Malta Independent

Muscat knew about Rotorua, Hearnville before media reported it, Konrad Mizzi tells Magistrate

- ■ Albert Galea

Prime Minister Joseph Muscat knew about Konrad Mizzi’s offshore trust and company before the media had reported it, Mizzi told then-Magistrate Aaron Bugeja while testifying during the Egrant inquiry.

Mizzi was answering questions from Bugeja about his offshore structure which he had admitted to owning in February 2016. Mizzi owned a trust in New Zealand called Rotorua and a company in Panama called Hearnville, which was later acquired by Rotorua. Daphne Caruana Galizia had been the first to indicate the existence of this structure, before Mizzi admitted it and included it in his declaratio­n of assets.

Muscat had defended Mizzi – who back then was energy minister – because the Panama company was owned by the trust and because he had declared the structure.

Hearnville was one of three companies set up in the space of a week right after the Labour Party won the March 2013 general election. Tillgate – which belonged to former OPM chief of staff Keith Schembri – and Egrant – the subject of Bugeja’s inquiry – were the other two.

Mizzi testified in front of Magistrate Bugeja on 22 April 2017, with his offshore structure being the subject of significan­t questions from the magistrate.

Asked to explain what the structure that he had made consisted of, what advice he had received, and the justificat­ion behind that advice, Mizzi said that he had sat down with his advisers to see what options there were for family estate planning.

He said that given that his wife lives “on the other side of the world” in China, that they have lived in England, own a house abroad, and that his career is an internatio­nal one, meaning that he “might do other things after politics as well,” he and his family felt that they needed a structure which reflected their needs.

Mizzi said that he had sat down with an exhibitee who had suggested that a trust would be the best way to “protect” his assets and investment­s over time, which is the advice that ultimately led to a trust being set up in New Zealand. This was in 2015, Mizzi told Bugeja in his testimony.

He said that as part of the structure, he was given advice that said that he needed an “underlying company” which he then acquired in 2015 from the service provider – Nexia BT –which was then within a few days settled into the trust.

Hearnville is that underlying company. Mizzi told Bugeja how this company would have held his assets, and spoke of his family’s intention to use it for his future investment­s and for a property in London which was being rented out.

Bugeja writes in the report that Nexia BT had given Mizzi the advice, and that Mizzi had said that he had spoken to Karl Cini.

The magistrate writes that when Mizzi was asked why he had not chosen to open a trust in Malta, the then-minister replied that there were few companies which engage in such services, and that he worked regularly, as part of his job, with those which did. Mizzi also noted that he had an “internatio­nal family” and that this structure was agreed upon with his wife, Sai Mizzi Liang.

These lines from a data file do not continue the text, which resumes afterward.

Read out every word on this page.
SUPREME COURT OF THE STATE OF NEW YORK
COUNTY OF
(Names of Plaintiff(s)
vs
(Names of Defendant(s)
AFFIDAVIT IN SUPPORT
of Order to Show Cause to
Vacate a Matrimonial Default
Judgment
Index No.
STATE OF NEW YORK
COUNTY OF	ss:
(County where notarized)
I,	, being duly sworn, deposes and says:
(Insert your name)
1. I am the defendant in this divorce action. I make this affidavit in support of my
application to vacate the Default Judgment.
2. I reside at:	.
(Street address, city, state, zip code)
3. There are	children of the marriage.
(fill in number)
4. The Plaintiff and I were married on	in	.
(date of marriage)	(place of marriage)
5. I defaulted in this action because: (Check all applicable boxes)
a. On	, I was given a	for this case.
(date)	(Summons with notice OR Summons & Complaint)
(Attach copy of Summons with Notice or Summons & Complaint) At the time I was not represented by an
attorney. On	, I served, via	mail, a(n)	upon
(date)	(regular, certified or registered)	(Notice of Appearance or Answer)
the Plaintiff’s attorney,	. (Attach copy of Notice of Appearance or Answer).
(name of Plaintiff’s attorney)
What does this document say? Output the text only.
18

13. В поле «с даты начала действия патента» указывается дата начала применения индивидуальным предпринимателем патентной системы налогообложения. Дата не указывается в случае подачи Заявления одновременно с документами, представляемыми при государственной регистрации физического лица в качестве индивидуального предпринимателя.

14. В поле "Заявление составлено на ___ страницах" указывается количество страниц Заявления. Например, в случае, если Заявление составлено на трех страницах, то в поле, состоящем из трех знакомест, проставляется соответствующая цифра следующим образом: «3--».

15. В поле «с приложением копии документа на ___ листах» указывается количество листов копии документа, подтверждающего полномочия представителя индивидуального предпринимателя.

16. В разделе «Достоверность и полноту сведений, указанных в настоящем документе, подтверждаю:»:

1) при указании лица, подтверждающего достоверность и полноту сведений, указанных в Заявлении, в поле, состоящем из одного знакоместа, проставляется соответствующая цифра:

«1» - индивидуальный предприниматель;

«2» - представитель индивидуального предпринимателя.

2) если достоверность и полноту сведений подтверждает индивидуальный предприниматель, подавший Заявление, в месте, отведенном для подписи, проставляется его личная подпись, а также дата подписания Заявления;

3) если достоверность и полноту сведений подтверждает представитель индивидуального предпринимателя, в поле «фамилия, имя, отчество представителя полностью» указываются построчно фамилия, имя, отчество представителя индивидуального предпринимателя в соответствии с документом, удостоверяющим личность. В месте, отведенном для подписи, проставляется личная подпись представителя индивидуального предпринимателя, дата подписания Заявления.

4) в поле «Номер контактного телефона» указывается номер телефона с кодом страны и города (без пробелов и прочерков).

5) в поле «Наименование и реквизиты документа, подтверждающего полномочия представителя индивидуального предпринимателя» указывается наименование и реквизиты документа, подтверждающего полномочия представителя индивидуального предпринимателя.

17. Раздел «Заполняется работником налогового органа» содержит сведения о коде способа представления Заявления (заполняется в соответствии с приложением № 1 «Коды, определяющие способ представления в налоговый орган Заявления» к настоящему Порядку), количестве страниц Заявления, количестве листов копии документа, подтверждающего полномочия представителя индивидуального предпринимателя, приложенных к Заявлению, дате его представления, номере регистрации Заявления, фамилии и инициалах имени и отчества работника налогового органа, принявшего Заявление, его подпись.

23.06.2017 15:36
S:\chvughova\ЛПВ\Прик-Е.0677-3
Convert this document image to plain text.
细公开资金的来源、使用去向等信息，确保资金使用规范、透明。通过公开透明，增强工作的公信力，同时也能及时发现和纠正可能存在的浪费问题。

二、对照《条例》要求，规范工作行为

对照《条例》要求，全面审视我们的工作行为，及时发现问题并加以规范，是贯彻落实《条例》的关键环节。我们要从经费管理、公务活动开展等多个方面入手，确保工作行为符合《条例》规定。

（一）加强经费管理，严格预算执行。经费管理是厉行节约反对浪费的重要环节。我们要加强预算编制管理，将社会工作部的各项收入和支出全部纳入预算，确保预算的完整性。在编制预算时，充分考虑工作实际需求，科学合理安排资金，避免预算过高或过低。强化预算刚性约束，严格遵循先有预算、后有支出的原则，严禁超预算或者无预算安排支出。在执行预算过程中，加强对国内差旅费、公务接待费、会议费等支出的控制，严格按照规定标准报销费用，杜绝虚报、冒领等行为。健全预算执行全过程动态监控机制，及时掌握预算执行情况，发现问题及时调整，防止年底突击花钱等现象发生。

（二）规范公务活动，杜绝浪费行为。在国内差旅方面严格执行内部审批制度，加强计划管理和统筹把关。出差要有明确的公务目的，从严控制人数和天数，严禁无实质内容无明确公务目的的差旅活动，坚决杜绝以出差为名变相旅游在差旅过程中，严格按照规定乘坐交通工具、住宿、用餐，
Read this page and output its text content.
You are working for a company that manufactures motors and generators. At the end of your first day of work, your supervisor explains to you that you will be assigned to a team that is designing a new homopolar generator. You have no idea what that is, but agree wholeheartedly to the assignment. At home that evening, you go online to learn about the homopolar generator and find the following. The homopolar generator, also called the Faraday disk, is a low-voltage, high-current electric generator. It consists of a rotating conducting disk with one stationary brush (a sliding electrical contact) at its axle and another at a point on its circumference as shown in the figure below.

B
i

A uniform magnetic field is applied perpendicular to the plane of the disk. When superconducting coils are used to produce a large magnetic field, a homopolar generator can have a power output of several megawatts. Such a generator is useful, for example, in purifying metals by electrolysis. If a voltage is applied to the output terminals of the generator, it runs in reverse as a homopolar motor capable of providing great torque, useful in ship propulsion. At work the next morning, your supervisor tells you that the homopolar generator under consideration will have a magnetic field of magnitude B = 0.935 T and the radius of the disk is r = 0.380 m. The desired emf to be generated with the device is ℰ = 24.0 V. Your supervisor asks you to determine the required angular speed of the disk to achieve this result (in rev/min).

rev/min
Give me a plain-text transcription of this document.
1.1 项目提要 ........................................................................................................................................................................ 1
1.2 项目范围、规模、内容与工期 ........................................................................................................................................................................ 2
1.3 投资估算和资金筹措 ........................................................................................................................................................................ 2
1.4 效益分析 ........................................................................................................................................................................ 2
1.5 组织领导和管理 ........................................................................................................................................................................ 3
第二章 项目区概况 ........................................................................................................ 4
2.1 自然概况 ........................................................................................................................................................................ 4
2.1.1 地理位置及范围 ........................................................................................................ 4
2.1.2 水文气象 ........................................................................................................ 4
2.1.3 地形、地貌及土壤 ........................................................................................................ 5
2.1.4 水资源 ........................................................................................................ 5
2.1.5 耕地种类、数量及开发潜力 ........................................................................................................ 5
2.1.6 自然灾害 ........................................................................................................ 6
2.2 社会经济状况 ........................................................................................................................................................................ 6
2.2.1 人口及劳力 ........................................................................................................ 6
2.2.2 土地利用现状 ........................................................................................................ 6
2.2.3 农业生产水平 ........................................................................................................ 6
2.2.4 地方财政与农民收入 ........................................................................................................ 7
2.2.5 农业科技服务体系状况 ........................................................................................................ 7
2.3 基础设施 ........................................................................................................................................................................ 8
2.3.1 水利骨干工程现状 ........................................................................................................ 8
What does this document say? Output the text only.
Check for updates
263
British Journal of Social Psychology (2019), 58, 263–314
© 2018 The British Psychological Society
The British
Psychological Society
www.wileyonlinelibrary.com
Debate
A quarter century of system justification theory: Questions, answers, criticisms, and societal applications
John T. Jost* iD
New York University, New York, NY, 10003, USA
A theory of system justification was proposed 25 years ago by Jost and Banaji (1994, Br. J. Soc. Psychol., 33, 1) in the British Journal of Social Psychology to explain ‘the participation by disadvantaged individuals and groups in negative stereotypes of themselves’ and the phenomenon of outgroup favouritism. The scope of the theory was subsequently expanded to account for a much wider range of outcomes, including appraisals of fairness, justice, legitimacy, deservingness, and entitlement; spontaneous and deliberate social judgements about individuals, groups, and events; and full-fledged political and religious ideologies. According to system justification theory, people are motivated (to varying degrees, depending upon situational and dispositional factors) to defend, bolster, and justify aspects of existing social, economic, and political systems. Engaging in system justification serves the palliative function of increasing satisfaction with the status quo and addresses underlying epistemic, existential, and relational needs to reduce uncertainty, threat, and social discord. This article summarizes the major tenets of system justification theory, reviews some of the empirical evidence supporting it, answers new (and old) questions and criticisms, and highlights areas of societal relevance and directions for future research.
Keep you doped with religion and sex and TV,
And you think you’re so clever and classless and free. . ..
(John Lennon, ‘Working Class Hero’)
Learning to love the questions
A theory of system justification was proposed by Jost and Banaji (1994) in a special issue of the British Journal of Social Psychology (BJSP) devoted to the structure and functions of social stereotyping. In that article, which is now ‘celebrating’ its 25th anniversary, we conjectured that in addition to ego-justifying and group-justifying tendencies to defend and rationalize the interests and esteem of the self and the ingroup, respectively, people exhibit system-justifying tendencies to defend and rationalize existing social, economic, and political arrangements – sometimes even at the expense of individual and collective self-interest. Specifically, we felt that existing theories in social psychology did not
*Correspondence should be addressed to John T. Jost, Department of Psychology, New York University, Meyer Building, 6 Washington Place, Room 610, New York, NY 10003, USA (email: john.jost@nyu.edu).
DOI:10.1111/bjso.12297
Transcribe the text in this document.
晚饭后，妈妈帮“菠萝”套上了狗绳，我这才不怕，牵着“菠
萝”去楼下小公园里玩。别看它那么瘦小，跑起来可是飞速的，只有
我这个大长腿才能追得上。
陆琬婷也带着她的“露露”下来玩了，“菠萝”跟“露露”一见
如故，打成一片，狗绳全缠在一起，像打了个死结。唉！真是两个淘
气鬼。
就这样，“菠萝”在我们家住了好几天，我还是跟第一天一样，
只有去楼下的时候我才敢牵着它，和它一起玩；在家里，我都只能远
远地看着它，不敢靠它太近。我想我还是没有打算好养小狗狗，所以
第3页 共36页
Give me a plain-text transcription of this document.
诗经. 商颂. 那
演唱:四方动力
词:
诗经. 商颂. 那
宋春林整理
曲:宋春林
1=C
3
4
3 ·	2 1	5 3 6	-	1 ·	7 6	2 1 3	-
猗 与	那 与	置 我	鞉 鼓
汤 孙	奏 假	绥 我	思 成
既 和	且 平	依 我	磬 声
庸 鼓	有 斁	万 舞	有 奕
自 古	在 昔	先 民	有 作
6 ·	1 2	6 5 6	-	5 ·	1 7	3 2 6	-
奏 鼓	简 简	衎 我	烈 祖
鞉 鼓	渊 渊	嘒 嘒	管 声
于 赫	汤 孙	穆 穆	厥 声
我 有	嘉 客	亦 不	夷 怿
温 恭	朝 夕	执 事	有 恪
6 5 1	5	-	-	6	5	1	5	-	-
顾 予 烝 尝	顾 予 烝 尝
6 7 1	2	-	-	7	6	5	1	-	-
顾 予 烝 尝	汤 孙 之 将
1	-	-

In fact, Mizzi told Bugeja that Nexia had suggested the idea of setting up a company in Panama, and noted that Hearnville was a shelf company which they already had. This is a remark which Bugeja sought clarificat­ion on – Mizzi first said that it was Nexia’s then, when asked again, said that he was not entirely sure, but that as far as he knew it was held by Nexia.

Bugeja asked Mizzi whether the trust or the company ever had a bank account with Pilatus Bank in Malta or outside Malta and whether there were any financial transactio­ns in connection with the two, a question to which Mizzi replied that neither had ever had any bank account anywhere, and neither had made or received any financial transactio­ns.

This effectivel­y means that neither Hearnville nor Rotorua had ever held a bank account.

Asked whether he had any banking relationsh­ip or bank account with Pilatus Bank in Malta or outside of Malta, Mizzi answered in the negative both for him and for his family, the report reads.

Bugeja, however, then asked about attempts which had been made to set up bank accounts for the abovementi­oned company and trust, to which Mizzi replied that it was Nexia BT’s mandate to make enquiries with banks for both the trust and the company, but that he had never signed any bank opening forms or given the go ahead to open the accounts.

He confirmed that Nexia BT had made enquiries for a bank account to be opened for this structure, but noted that it had done nothing more than that and he had not signed off on the creation of any such account himself.

Asked about his later decision to liquidate the company, Mizzi said that he had made it publicly clear that he had done nothing illegal but admitted that, politicall­y speaking, he should not have made the decision to open the offshore trust.

He noted that he had declared all this in his declaratio­n of assets, and that even the prime minister “knew that there was a trust and an underlying company, and I had explained the reasons to him before it emerged in the media and before all this happened.”

He continued, however, that when he saw the public sentiment towards it, he figured that he had been working day and night and “delivering for the country” and did not want to let anything undermine the future credibilit­y of the country and government, which is why he requested an independen­t audit into the company and trust before liquidatio­n.